Quels sont les droits d’un salarié qui aurait abandonné son poste ?

À tort, certains pensent que l’abandon de poste déclenchera automatiquement l’ouverture des droits au chômage. Or, pour cela, il faut d’abord que l’employeur décide d’initier la procédure de licenciement. Il n’y a rien d’automatique ou d’obligatoire et cela reste la décision de l’employeur.

En cas de cause réelle et sérieuse, une fois le licenciement du salarié prononcé, et seulement à ce moment-là, son contrat de travail sera rompu et il pourra bénéficier des allocations chômage et des indemnités de licenciement.

En cas de licenciement pour faute grave, le salarié ne bénéficie ni d’indemnités de préavis, ni d’indemnités de licenciement. En revanche il bénéficie des allocations versées par Pôle emploi (l’allocation d’aide au retour l’emploi (ARE)) et peut aller s’inscrire au chômage dès réception de ses documents de fin de contrat.

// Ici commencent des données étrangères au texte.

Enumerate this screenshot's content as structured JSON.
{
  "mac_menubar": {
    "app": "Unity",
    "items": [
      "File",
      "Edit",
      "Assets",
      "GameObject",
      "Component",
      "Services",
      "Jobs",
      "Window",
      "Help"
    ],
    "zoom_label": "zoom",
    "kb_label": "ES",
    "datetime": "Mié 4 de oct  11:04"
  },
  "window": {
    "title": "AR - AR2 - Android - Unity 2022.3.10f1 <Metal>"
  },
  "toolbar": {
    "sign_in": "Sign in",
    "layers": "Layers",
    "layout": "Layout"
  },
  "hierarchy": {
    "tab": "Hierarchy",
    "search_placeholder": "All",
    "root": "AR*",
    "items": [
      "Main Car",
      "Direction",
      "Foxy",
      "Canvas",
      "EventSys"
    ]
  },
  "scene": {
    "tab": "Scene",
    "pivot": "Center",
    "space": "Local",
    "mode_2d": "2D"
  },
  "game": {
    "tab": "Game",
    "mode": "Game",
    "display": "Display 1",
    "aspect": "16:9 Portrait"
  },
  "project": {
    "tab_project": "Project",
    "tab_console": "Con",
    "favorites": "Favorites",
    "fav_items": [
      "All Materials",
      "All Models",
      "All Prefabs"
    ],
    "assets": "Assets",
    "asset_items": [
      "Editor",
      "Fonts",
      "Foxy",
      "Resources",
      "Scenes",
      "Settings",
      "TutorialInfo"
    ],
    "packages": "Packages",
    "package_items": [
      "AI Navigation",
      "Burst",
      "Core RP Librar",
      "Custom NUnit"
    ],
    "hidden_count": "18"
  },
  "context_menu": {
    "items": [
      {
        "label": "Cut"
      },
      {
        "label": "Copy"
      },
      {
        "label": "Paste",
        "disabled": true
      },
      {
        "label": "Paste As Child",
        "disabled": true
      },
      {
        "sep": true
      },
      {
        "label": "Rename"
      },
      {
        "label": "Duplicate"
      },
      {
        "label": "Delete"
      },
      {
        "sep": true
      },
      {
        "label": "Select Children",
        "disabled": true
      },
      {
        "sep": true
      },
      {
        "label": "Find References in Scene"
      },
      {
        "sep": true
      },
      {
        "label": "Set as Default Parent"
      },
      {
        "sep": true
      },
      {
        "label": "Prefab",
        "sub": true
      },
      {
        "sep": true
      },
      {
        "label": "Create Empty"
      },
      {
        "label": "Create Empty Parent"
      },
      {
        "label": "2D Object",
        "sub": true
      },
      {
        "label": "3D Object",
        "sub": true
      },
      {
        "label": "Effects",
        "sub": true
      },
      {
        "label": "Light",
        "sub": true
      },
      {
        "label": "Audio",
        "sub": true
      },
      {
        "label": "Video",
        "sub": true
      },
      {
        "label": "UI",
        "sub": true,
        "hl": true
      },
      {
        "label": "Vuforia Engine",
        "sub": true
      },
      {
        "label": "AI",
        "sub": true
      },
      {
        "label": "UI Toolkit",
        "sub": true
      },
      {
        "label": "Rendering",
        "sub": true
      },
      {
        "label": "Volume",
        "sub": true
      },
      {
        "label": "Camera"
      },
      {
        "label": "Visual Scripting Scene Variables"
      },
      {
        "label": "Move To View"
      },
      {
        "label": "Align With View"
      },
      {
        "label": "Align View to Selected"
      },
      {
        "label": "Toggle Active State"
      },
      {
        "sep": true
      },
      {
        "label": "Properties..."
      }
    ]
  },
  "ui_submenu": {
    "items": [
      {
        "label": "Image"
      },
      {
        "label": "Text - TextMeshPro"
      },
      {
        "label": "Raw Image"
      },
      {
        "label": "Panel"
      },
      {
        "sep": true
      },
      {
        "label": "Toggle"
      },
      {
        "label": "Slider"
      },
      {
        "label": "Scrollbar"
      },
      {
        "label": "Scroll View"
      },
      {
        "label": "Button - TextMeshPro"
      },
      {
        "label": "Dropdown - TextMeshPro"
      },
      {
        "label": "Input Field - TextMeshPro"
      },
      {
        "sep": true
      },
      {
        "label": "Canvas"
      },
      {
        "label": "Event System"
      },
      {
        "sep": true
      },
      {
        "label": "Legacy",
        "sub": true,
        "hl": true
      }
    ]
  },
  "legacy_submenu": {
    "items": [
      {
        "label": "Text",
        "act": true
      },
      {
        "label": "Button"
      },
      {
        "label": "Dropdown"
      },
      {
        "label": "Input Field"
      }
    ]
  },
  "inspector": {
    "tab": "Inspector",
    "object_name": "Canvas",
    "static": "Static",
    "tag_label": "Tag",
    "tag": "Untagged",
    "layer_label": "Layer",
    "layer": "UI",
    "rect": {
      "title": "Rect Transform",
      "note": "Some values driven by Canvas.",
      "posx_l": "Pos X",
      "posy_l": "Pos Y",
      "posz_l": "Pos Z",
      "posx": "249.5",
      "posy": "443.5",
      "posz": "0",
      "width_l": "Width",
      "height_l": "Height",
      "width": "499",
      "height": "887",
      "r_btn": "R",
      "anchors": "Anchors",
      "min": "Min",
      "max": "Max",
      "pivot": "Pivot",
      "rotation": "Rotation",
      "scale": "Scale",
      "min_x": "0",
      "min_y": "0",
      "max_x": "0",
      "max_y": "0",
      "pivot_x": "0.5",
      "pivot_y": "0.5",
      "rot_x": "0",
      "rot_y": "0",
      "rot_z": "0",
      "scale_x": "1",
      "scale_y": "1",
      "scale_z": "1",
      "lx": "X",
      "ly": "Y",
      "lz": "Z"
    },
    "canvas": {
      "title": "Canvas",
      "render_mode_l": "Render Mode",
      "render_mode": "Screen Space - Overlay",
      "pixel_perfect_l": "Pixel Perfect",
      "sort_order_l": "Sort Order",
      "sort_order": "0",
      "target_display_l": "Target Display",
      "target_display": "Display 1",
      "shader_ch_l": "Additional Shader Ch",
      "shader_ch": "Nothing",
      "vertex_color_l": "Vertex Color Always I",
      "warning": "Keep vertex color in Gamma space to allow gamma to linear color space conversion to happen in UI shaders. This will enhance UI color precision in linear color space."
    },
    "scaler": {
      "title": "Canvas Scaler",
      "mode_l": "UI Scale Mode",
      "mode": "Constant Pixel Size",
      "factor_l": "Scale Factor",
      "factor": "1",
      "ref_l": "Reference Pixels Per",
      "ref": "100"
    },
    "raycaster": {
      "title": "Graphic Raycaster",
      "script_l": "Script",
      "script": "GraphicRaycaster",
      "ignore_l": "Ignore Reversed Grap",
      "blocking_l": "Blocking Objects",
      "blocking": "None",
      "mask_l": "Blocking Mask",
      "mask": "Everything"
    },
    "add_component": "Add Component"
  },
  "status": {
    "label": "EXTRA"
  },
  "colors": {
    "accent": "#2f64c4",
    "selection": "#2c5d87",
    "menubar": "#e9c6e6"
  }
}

Autrement dit, il faut d’abord que la procédure de licenciement ait abouti.

Si l’abandon de poste est souvent une solution d’ultime recours pour marquer une rupture nette de son contrat de travail, force est de constater qu’il n’y a rien d’automatique et qu’elle n’est pas sans risque. Bien évidemment il conviendra d’envisager auparavant l’alternative de la rupture amiable.